Pourtant, de belles initiatives existent au sein de l’Éducation nationale, mais souffrent de l’inertie des habitudes et de la puissance des solutions préexistantes qui savent préserver leur domination à coup de marketing.

On peut citer d’abord le Socle interministériel du logiciel libre (SILL). Souvent ignoré, il vise d’abord l’administration. Bien sûr, pour l’éducation et les associations, ce SILL est tout à fait complémentaire des annuaires proposant des alternatives libres aux logiciels privateurs de liberté comme le propose Framasoft depuis longtemps7 .

Autre solution notable, accélérée dans sa mise en œuvre par les besoins constatés lors des confinements, le portail apps. education.fr8 propose des alternatives libres et éthiques.

Ce projet offre dans sa version finalisée aux utilisateurs une plateforme de services numériques partagés à l’échelle nationale. Rendre universelles de telles solutions prend du temps.

Bien sûr, changer ses habitudes, personnelles ou associatives, est une gageure. Cela reste néanmoins une décision réellement politique qui, si elle s’applique plus massivement, peut influer sur l’état de notre société et apaiser des relations déjà agitées de toutes parts.
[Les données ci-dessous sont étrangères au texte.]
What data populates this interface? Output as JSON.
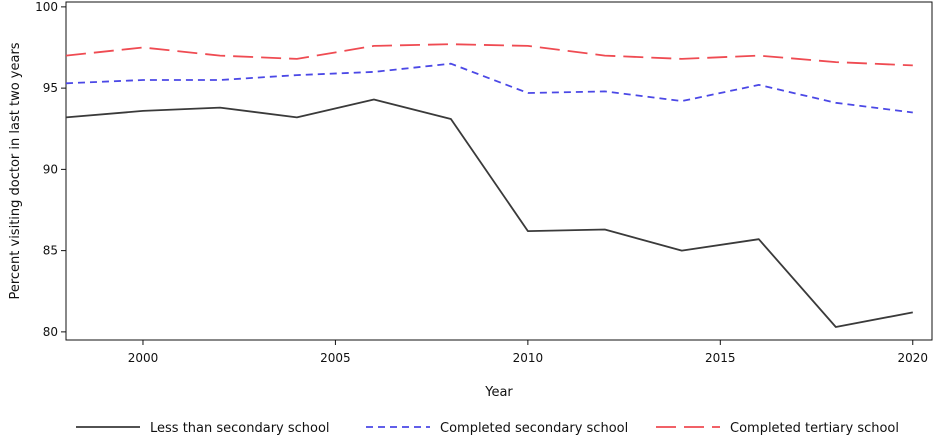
{
  "chart_data": {
    "type": "line",
    "title": "",
    "xlabel": "Year",
    "ylabel": "Percent visiting doctor in last two years",
    "xlim": [
      1998,
      2020.5
    ],
    "ylim": [
      79.5,
      100.3
    ],
    "xticks": [
      2000,
      2005,
      2010,
      2015,
      2020
    ],
    "yticks": [
      80,
      85,
      90,
      95,
      100
    ],
    "grid": false,
    "legend_position": "bottom",
    "x": [
      1998,
      2000,
      2002,
      2004,
      2006,
      2008,
      2010,
      2012,
      2014,
      2016,
      2018,
      2020
    ],
    "series": [
      {
        "name": "Less than secondary school",
        "color": "#3a3a3a",
        "dash": "solid",
        "values": [
          93.2,
          93.6,
          93.8,
          93.2,
          94.3,
          93.1,
          86.2,
          86.3,
          85.0,
          85.7,
          80.3,
          81.2
        ]
      },
      {
        "name": "Completed secondary school",
        "color": "#4b48e6",
        "dash": "short-dash",
        "values": [
          95.3,
          95.5,
          95.5,
          95.8,
          96.0,
          96.5,
          94.7,
          94.8,
          94.2,
          95.2,
          94.1,
          93.5
        ]
      },
      {
        "name": "Completed tertiary school",
        "color": "#ef4b52",
        "dash": "long-dash",
        "values": [
          97.0,
          97.5,
          97.0,
          96.8,
          97.6,
          97.7,
          97.6,
          97.0,
          96.8,
          97.0,
          96.6,
          96.4
        ]
      }
    ]
  }
}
Cet article a été rédigé par Laurent Costy (Ceméa), Anna Maheu (La Fonda) et Anne-Laure Michel (Animafac) pour la Tribune Fonda. Il est mis à disposition sous la Licence Creative Commons CC BY-NC-SA 3.0 FR.

  • 1Maxime Guedj et Anne-Sophie Jacques, Déclic, Les Arènes, 2020.
  • 2 JSTOR (contraction de Journal Storage) est à la fois un système d’archivage en ligne de publications universitaires et scientifiques et une bibliothèque numérique payante.
  • 3Flore Vasseur, Ce qu'il reste de nos rêves, Des Equateurs, 2019. Voir aussi Aaron Schwartz, Celui qui pourrait changer le monde, éditions B42, 2017.
  • 4Marie-Claude Deboin (CIRAD), Comprendre les modèles économiques des revues scientifiques en 7 points [en ligne], mai 2019.
  • 5Human Rights Watch, “How Dare They Peep into My Private Life?” Children’s Rights Violations by Governments That Endorsed Online Learning During the Covid-19 Pandemic [en ligne], mai 2022.
  • 6Système d’exploitation GNU/Linux basé sur la distribution Debian.
  • 7degooglisons-internet.org
  • 8Voir également Audrey Guélou, Christophe Masutti, Pascal Gascoin, Rémi Uro, Stéphane Crozat, [RÉSOLU] Réseaux Éthiques et Solutions Ouvertes pour Libérer vos Usages, [en ligne], mai 2020.